Customers are driven by emotion first and foremost. Many marketers make the mistake of overlooking this fact, focusing instead on a brand’s offering and the superiority of their product or service.

But the best examples of marketing that works have people at their very core – messages stemming from powerful insights that speak to consumers on a deeper level, giving them a reason to care.

The latest Activia “It Starts Inside” campaign, fueled by insights created with GlobalWebIndex, is a prime example of how a brand can tap into the emotions of their audience. Taking this emotional advertising approach for the very first time, Activia’s inspiring campaign set out to “encourage women to achieve their full potential by overcoming their inner critic.”

The campaigns that are setting the standard in the industry were all born from having revealing insights at their core.
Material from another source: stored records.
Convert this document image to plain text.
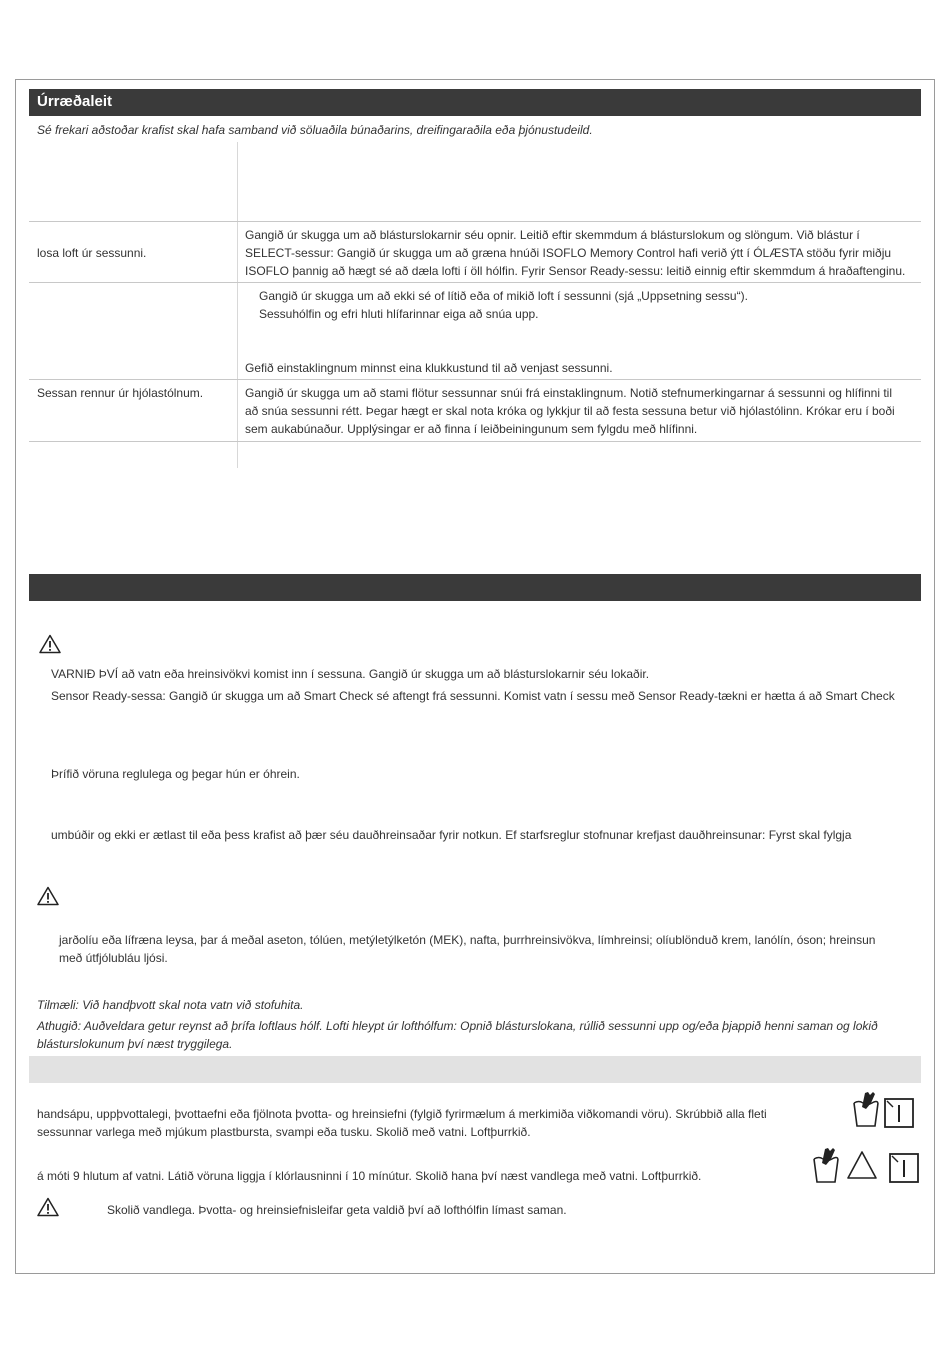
Úrræðaleit
Sé frekari aðstoðar krafist skal hafa samband við söluaðila búnaðarins, dreifingaraðila eða þjónustudeild.
losa loft úr sessunni.
Gangið úr skugga um að blásturslokarnir séu opnir. Leitið eftir skemmdum á blásturslokum og slöngum. Við blástur í
SELECT-sessur: Gangið úr skugga um að græna hnúði ISOFLO Memory Control hafi verið ýtt í ÓLÆSTA stöðu fyrir miðju
ISOFLO þannig að hægt sé að dæla lofti í öll hólfin. Fyrir Sensor Ready-sessu: leitið einnig eftir skemmdum á hraðaftenginu.
Gangið úr skugga um að ekki sé of lítið eða of mikið loft í sessunni (sjá „Uppsetning sessu“).
Sessuhólfin og efri hluti hlífarinnar eiga að snúa upp.
Gefið einstaklingnum minnst eina klukkustund til að venjast sessunni.
Sessan rennur úr hjólastólnum.	Gangið úr skugga um að stami flötur sessunnar snúi frá einstaklingnum. Notið stefnumerkingarnar á sessunni og hlífinni til
að snúa sessunni rétt. Þegar hægt er skal nota króka og lykkjur til að festa sessuna betur við hjólastólinn. Krókar eru í boði
sem aukabúnaður. Upplýsingar er að finna í leiðbeiningunum sem fylgdu með hlífinni.
VARNIÐ ÞVÍ að vatn eða hreinsivökvi komist inn í sessuna. Gangið úr skugga um að blásturslokarnir séu lokaðir.
Sensor Ready-sessa: Gangið úr skugga um að Smart Check sé aftengt frá sessunni. Komist vatn í sessu með Sensor Ready-tækni er hætta á að Smart Check
Þrífið vöruna reglulega og þegar hún er óhrein.
umbúðir og ekki er ætlast til eða þess krafist að þær séu dauðhreinsaðar fyrir notkun. Ef starfsreglur stofnunar krefjast dauðhreinsunar: Fyrst skal fylgja
jarðolíu eða lífræna leysa, þar á meðal aseton, tólúen, metýletýlketón (MEK), nafta, þurrhreinsivökva, límhreinsi; olíublönduð krem, lanólín, óson; hreinsun
með útfjólubláu ljósi.
Tilmæli: Við handþvott skal nota vatn við stofuhita.
Athugið: Auðveldara getur reynst að þrífa loftlaus hólf. Lofti hleypt úr lofthólfum: Opnið blásturslokana, rúllið sessunni upp og/eða þjappið henni saman og lokið
blásturslokunum því næst tryggilega.
handsápu, uppþvottalegi, þvottaefni eða fjölnota þvotta- og hreinsiefni (fylgið fyrirmælum á merkimiða viðkomandi vöru). Skrúbbið alla fleti
sessunnar varlega með mjúkum plastbursta, svampi eða tusku. Skolið með vatni. Loftþurrkið.
á móti 9 hlutum af vatni. Látið vöruna liggja í klórlausninni í 10 mínútur. Skolið hana því næst vandlega með vatni. Loftþurrkið.
Skolið vandlega. Þvotta- og hreinsiefnisleifar geta valdið því að lofthólfin límast saman.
This approach is the reason why Snickers’ ‘You’re not you when you’re hungry’ campaign was a major hit and skyrocketed to fame, for example.

With more and more of the world’s leading marketers recognizing the importance of appealing to consumer emotions, portraying this emotional offering to the creative is just as important as the challenge at hand.

5. Find out where they are.

Where are you going to connect with your audience?

“When briefing the creative, I need to be able to tell them where the consumer is”, says Tom Primrose. Communicating this information is key for the creative to come up with ideas that fit with the platforms, channels and behaviors in mind.

Tom explains how this ensures no opportunities are missed and every idea has an audience-centric focus: “For one brand recently, we saw that Pinterest was massively over-indexing for their audience – I explained this to the creative who had a great idea around how we could use Pinterest in a really unique way.”